A Blog about a clever boy and a mom determined to out-smart him.

Friday, January 8, 2010

Heaven

I have heard heaven described in the language of mansions and golden roads but find that mildly unappealing. I have stood on mountain peaks that make mansions and gold seem like worthless sentiments. Most humans desire a vision of heaven - a hope of something greater to come. The heaven I hope for is not material but it is an answer. I hope that the minute I reach heaven I have an answer for all of the overwhelming thoughts that haunt my heart and rattle the attic of my brain.

I have a long list of questions. Some of them are familiar - "Why do some people prosper while others suffer?" "Did I truly live up to my potential?" "Was I a good enough mom?" Lately I have been struggling with a question. "What did Jesus do when he was a baby?" This question suddenly seems more relevant now that I spend most of my waking moments looking after a baby. I know the story about Jesus when he was 12 at the temple but I want to know what happened before that.

I understand that God cannot be put into human terms. I know people will read this and try to remind me of that. When I contemplate Christ as a child I cannot understand how an all- knowing savior could spent years being helpless.

I watch my son and contemplate this. He is joyful. JAC is very joyful about very simple things. JAC is loyal. He squeals with delight every day when Jess comes home from work - a treatment only reserved for his dad. JAC gives hugs. I sit on the floor and JAC walks up to me and tackles me in a hug. We both love this.

On a very simple level perhaps the adult mission of Christ was not so different from the child Christ. Christ was helpless in the fact that he fully surrendered to the will of his father. Jesus' mission taught of a simple kind of love very similar to a child who tackles his mother in a hug two minutes after being spanked for getting into the dog food again.

When I get to heaven I want to know everything.
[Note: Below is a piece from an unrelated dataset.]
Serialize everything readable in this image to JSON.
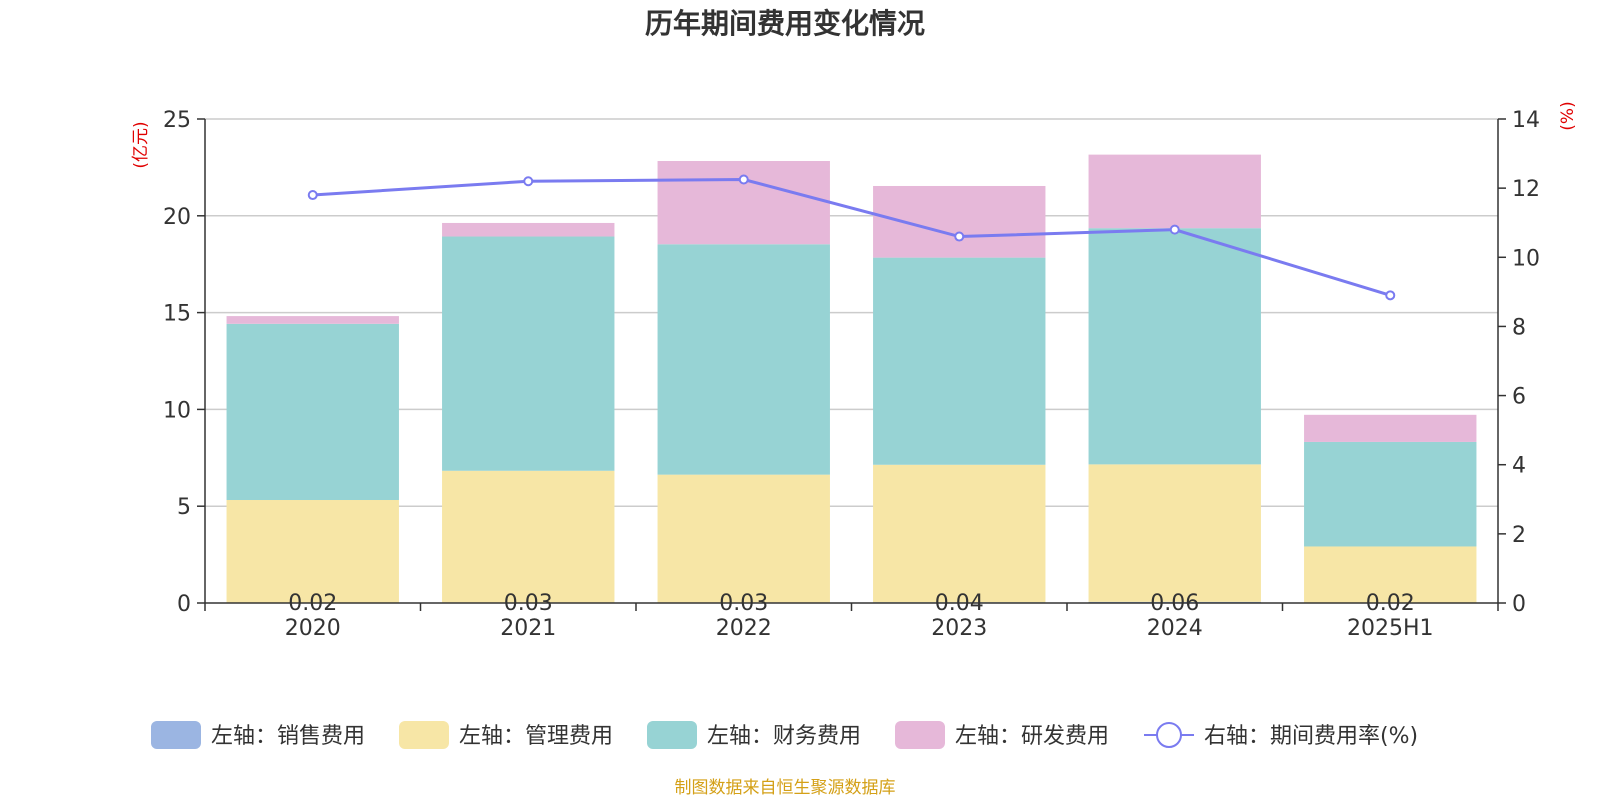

I want to fill in the gaps and understand how Jesus could be completely God and completely a crying helpless baby. Until then I have JAC to demonstrate the basic concepts of joy, loyalty and love. Hopefully, I'm paying attention.

1 Comments:

At January 11, 2010 at 5:55 PM , Blogger Leigh T said...

Have you read Anne Rice's Out of Egypt? It's one authors/historians story of the child Jesus. Excellent read.